No? You haven’t got one? Well, no matter. I’m sure you just sold your startup for a high eight figure check.
Nope? You’re starting to make this a little difficult. Maybe you just found a mint Honus Wagner T206 baseball card in your attic?
It doesn’t matter how you came into your disposable income, you’re rich now (just play along) and you’ll want your own horsie. But it will cost you a pretty penny. From track fees to trainer fees to oats to the salary of the jockey and bills for the vet to stables and re-shoeing to all the oats you could possibly imagine, even those of you with wallets and stomachs of iron will be shocked at just how much money goes into owning a winner of the Kentucky Derby.
Buying a thoroughbred
According to Forbes, the average initial investment for a thoroughbred racehorse is $30,000. This might not seem so bad, but each horse is usually purchased between four partners. So, if you’re looking to keep all the glory for yourself, it’ll cost you somewhere in the neighborhood of $120,000.
Finding a place for it
While keeping a horse at pasture can be a relatively cheap proposition (about $100/month), a top-class stable like those where Derby horses live can cost the same as a studio apartment in Louisville. And if your horse is living in $500/month digs, you’d better negotiate a deal where hay is included.

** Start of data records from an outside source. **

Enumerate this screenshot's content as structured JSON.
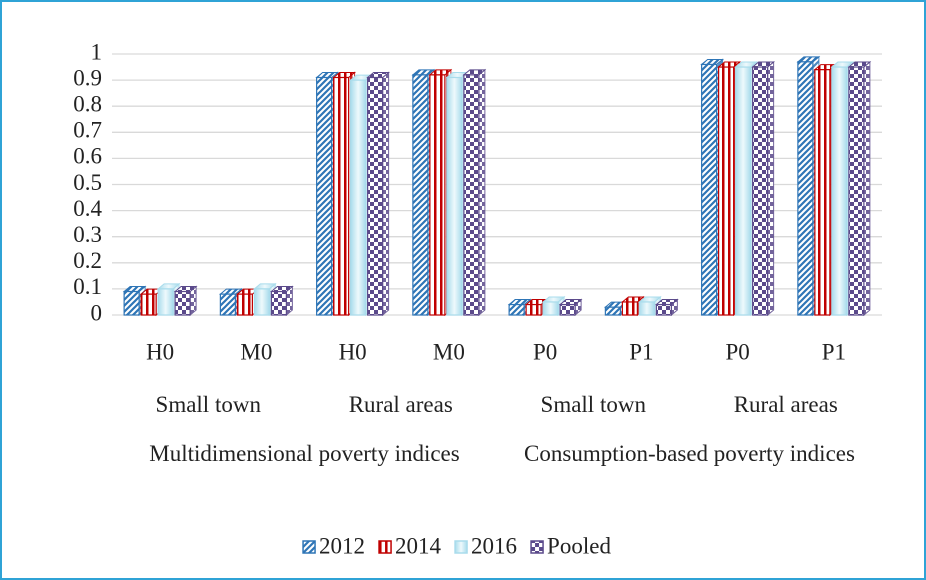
{
  "chart_data": {
    "type": "bar",
    "categories": [
      "H0",
      "M0",
      "H0",
      "M0",
      "P0",
      "P1",
      "P0",
      "P1"
    ],
    "category_groups": [
      [
        "Small town",
        null,
        "Rural areas",
        null,
        "Small town",
        null,
        "Rural areas",
        null
      ],
      [
        "Multidimensional poverty indices",
        null,
        null,
        null,
        "Consumption-based poverty indices",
        null,
        null,
        null
      ]
    ],
    "series": [
      {
        "name": "2012",
        "color": "#2e75b6",
        "values": [
          0.09,
          0.08,
          0.91,
          0.92,
          0.04,
          0.03,
          0.96,
          0.97
        ]
      },
      {
        "name": "2014",
        "color": "#c00000",
        "values": [
          0.08,
          0.08,
          0.91,
          0.92,
          0.04,
          0.05,
          0.95,
          0.94
        ]
      },
      {
        "name": "2016",
        "color": "#a9dcec",
        "values": [
          0.1,
          0.1,
          0.9,
          0.91,
          0.05,
          0.05,
          0.95,
          0.95
        ]
      },
      {
        "name": "Pooled",
        "color": "#5b4a8b",
        "values": [
          0.09,
          0.09,
          0.91,
          0.92,
          0.04,
          0.04,
          0.95,
          0.95
        ]
      }
    ],
    "ylim": [
      0,
      1
    ],
    "yticks": [
      0,
      0.1,
      0.2,
      0.3,
      0.4,
      0.5,
      0.6,
      0.7,
      0.8,
      0.9,
      1
    ],
    "grid": true,
    "legend": "bottom"
  }
}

Hiring a Derby-worthy trainer
The most important part of getting your horse Derby-ready is getting a world-class trainer. For a few hours of workouts each day with your future champion, such a trainer might charge $120 -- but if you want to monopolize his time leading up to the Derby, it’ll cost exponentially more.
Paying your jockey
If and when your horse actually wins, don’t forget about the man or woman who actually made that success possible on the track -- jockeys typically receive 10% of an owner’s winnings.

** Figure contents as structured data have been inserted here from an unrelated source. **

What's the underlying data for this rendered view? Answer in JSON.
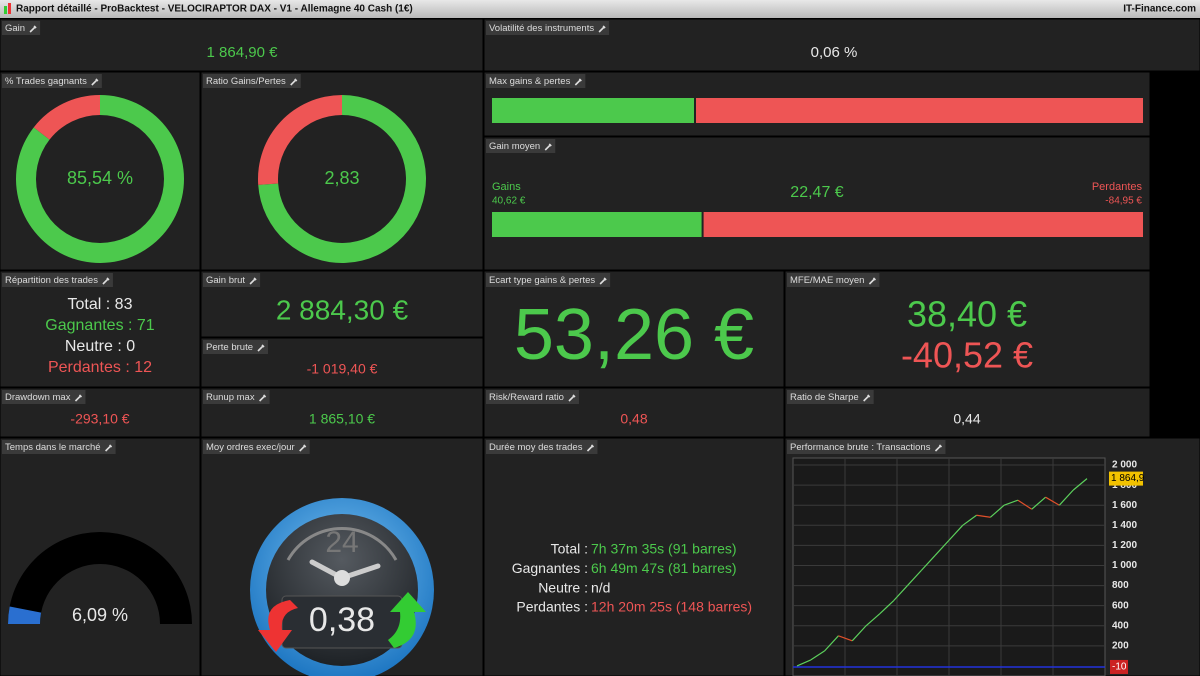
{
  "window": {
    "title": "Rapport détaillé - ProBacktest - VELOCIRAPTOR DAX - V1 - Allemagne 40 Cash (1€)",
    "brand": "IT-Finance.com"
  },
  "panels": {
    "gain": {
      "title": "Gain",
      "value": "1 864,90 €"
    },
    "volatility": {
      "title": "Volatilité des instruments",
      "value": "0,06 %"
    },
    "win_rate": {
      "title": "% Trades gagnants",
      "value": 85.54,
      "label": "85,54 %"
    },
    "ratio": {
      "title": "Ratio Gains/Pertes",
      "value": 2.83,
      "label": "2,83"
    },
    "max_gains": {
      "title": "Max gains & pertes"
    },
    "avg_gain": {
      "title": "Gain moyen",
      "value": "22,47 €",
      "gains": {
        "name": "Gains",
        "value": 40.62,
        "label": "40,62 €"
      },
      "losses": {
        "name": "Perdantes",
        "value": -84.95,
        "label": "-84,95 €"
      }
    },
    "distribution": {
      "title": "Répartition des trades",
      "lines": [
        "Total : 83",
        "Gagnantes : 71",
        "Neutre : 0",
        "Perdantes : 12"
      ]
    },
    "gross_gain": {
      "title": "Gain brut",
      "value": "2 884,30 €"
    },
    "gross_loss": {
      "title": "Perte brute",
      "value": "-1 019,40 €"
    },
    "std_dev": {
      "title": "Ecart type gains & pertes",
      "value": "53,26 €"
    },
    "mfe_mae": {
      "title": "MFE/MAE moyen",
      "mfe": "38,40 €",
      "mae": "-40,52 €"
    },
    "drawdown": {
      "title": "Drawdown max",
      "value": "-293,10 €"
    },
    "runup": {
      "title": "Runup max",
      "value": "1 865,10 €"
    },
    "risk_reward": {
      "title": "Risk/Reward ratio",
      "value": "0,48"
    },
    "sharpe": {
      "title": "Ratio de Sharpe",
      "value": "0,44"
    },
    "time_in_market": {
      "title": "Temps dans le marché",
      "value": 6.09,
      "label": "6,09 %"
    },
    "orders_per_day": {
      "title": "Moy ordres exec/jour",
      "value": "0,38",
      "dial": "24"
    },
    "duration": {
      "title": "Durée moy des trades",
      "rows": [
        {
          "label": "Total :",
          "value": "7h 37m 35s (91 barres)"
        },
        {
          "label": "Gagnantes :",
          "value": "6h 49m 47s (81 barres)"
        },
        {
          "label": "Neutre :",
          "value": "n/d"
        },
        {
          "label": "Perdantes :",
          "value": "12h 20m 25s (148 barres)"
        }
      ]
    },
    "performance": {
      "title": "Performance brute : Transactions",
      "chart_data": {
        "type": "line",
        "values": [
          0,
          60,
          150,
          300,
          250,
          400,
          520,
          650,
          800,
          950,
          1100,
          1250,
          1400,
          1500,
          1480,
          1600,
          1650,
          1560,
          1680,
          1600,
          1750,
          1864.9
        ],
        "last_label": "1 864,9",
        "baseline": -10,
        "ylim": [
          -100,
          2070
        ],
        "yticks": [
          {
            "value": 2000,
            "label": "2 000"
          },
          {
            "value": 1800,
            "label": "1 800"
          },
          {
            "value": 1600,
            "label": "1 600"
          },
          {
            "value": 1400,
            "label": "1 400"
          },
          {
            "value": 1200,
            "label": "1 200"
          },
          {
            "value": 1000,
            "label": "1 000"
          },
          800,
          600,
          400,
          200
        ]
      }
    }
  }
}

Feeding and shoeing the horse
Usually included as part of the lump sum owners pay a stable by the year, keeping a Derby horse roofed, shod, and comfortably fed for the year will run you upwards of $45,000.
According to the Back in the Saddle Project, twice-yearly visits from the horse doctor will run $200 each, plus the cost of two $55 farm calls -- even vets don’t make free house calls.
Grand total: Around $170,000 a year! May the odds be ever in your favor.